Cent’anni fa nasceva “Ginettaccio” Bartali, amatissimo campione di un’Italia “profonda”

18 Lug 2014 14:42 - di Antonella Ambrosioni

“Quel naso triste come una salita, quegli occhi allegri da italiano in gita”. Sono i versi di Paolo Conte che forse meglio descrivono Gino Bartali, nell’omonima canzone del cantautore astigiano. Il campione amatissimo di un’Italia che non c’è più, avrebbe compiuto cent’anni il 18 luglio. Ma in fondo, gli occhi, lo sguardo e il carattere dell’ “intramontabile”, come veniva chiamato, hanno incarnato fin da giovane quell’anima antica dell’Italia che già  Curzio Malaparte riconosceva come l’imprinting di un’Italia profonda. «Istintivo e brontolone,  Bartali è parte di un’Italia rurale, antica e in estinzione». Curzio Malaparte scrisse nel 1947 una serie di articoli   su Coppi e Bartali, le «due facce dell’Italia» per il giornale Sport Digest, poi raccolti in un libro (ripubblicato in Italia da Adelphi) «Bartali è il campione di un mondo già scomparso, il sopravvissuto di una civiltà che la guerra ha ucciso: egli rappresenta quel romanticismo inquieto e inquietante che ha raggiunto l’apice fra le due guerre e perpetua nel mondo moderno lo spirito eroico della vecchia Europa. Coppi […] rappresenta lo spirito razionale, scientifico», scriveva l’autore de La pelle, amico di Ginpo Bartali Per “Ginettaccio”, schietto e burbero, parla chiaro il suo palmares: vent’anni sulle due ruote, 3 Giri d’Italia (1936, 1937, 1946), 2 Tour de France (1938, 1948) e 4 Milano-Sanremo (1939, 1940, 1947, 1950). E poi la storia, quella umana, durante e dopo la seconda guerra mondiale. Due volte vicino alla fucilazione, 800 cittadini ebrei salvati e una vittoria, quella del Tour del 1948 che, per molti, contribuì ad allentare il clima di tensione in Italia creatosi dopo l’attentato a Palmiro Togliatti. Su questo episodio fioccano le leggende, come la telefonata di Alcide De Gasperi e Giulio Andreotti: «La situazione è delicata, devi vincere». «Ci proverò» rispose lui, e ci riuscì.

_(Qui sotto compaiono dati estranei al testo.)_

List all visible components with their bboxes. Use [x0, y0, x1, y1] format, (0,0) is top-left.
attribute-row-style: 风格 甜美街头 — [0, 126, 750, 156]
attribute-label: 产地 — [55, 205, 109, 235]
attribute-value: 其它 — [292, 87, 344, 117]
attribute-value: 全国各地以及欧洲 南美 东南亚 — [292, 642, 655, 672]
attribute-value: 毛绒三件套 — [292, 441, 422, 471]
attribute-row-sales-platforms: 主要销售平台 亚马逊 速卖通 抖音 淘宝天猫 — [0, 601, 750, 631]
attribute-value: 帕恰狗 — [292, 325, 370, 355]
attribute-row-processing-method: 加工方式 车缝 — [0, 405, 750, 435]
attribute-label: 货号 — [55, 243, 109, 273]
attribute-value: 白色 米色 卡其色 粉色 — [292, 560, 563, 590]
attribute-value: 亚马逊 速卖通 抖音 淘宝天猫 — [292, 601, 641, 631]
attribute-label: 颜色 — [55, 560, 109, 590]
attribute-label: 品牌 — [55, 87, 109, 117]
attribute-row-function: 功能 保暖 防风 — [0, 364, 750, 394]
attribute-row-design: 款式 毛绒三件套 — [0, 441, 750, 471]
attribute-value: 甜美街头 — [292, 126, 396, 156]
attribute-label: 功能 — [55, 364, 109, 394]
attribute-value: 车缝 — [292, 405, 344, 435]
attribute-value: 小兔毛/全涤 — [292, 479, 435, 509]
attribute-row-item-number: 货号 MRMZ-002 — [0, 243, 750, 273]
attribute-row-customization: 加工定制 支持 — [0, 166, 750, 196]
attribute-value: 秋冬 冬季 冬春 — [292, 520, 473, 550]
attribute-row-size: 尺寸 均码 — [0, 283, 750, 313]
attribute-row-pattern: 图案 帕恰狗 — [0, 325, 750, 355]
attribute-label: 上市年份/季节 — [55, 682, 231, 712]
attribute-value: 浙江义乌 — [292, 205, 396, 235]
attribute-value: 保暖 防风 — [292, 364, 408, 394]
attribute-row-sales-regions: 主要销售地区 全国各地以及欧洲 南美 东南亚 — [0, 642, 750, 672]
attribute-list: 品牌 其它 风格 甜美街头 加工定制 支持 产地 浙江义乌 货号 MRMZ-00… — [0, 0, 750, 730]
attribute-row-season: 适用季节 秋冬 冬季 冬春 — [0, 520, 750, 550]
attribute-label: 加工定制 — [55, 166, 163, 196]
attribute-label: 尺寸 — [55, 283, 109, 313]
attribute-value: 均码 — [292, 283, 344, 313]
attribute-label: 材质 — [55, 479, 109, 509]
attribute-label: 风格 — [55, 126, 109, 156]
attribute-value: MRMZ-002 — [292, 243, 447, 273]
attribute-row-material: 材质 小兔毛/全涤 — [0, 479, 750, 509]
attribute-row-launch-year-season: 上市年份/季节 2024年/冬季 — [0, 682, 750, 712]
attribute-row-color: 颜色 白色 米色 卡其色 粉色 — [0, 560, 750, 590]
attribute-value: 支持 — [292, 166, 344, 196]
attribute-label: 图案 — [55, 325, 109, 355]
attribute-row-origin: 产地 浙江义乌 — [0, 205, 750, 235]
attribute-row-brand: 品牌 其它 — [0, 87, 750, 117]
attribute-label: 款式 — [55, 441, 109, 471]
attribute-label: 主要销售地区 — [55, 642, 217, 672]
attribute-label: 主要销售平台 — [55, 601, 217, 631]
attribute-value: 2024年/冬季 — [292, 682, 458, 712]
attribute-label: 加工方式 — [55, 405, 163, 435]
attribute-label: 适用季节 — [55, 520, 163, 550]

Fu il protagonista indiscusso del ciclismo italiano e non solo. Poi arrivò un ragazzo di Alessandria come suo gregario, si chiamava Fausto Coppi. Due personaggi diversi, sui pedali e nel carattere. Due mondi. Cattolico e marito fedele il toscano, laico e amante della Dama bianca Coppi.  Avversari ma mai nemici. Storica la fotografia durante la tappa del 4 luglio 1952 al Tour de France, tra Losanna e Alpe d’ Huez. I due sono vicini, una borraccia passa di mano. Entrambi dichiaravano di essere stati i benefattori. Alla fine con la maglia gialla a Parigi ci arrivò Coppi, ma Bartali fino all’ultimo giorno di vita, il 5 maggio 2000, continuò a dire che fu lui a dissetare il rivale, aggiungendo che «altrimenti non arrivava al traguardo». Era così Gino, senza peli sulla lingua, aveva «il sangue nelle vene» scrisse Curzio Malaparte, «mentre in quelle di Fausto c’è benzina».

Il dualismo Bartali-Coppi ha segnato un’epoca, emblema di due Italie, due stili, due caratteri che i cultori degli antagonismi a tutti i costi hanno sempre esasperato, il Buono e il Cattivo, il cattolico e il laico, Camillo e Peppone, il democristiano e il liberal, il popolare e l’elitario. In realtà Bartali e Coppi hanno incarnato due modi complementari di essere italiani e non per forza antagonisti. «Questi due atleti perfetti, fra i più grandi che esistano, sono tanto diversi fra loro quanto possono esserlo due diverse rappresentazioni del mondo, due modi diversi di concepire l’universo e l’esistenza», scrisse ancora Malaparte. «Il duello fra questi due rivali, fra questi due nemici fraterni, è il più bello, il più puro, il più nobile al quale sarà mai dato di assistere. Lo sport internazionale forse non vedrà mai più, l’uno di fronte all’altro, due campioni che incarnino a tal punto i due aspetti essenziali del mondo moderno». Un ritratto magistrale. Sudore e gioia, fatica e soddisfazioni, grandi vittorie e cocenti sconfitte: salite e discese non hanno caratterizzato solo le gare di Gino Bartali, ma la sua stessa vita e Rai Uno ripropone per l’occasione la miniserie del 2006 dedicata al campione di ciclismo che ha emozionato milioni di italiani in un periodo cruciale della nostra storia.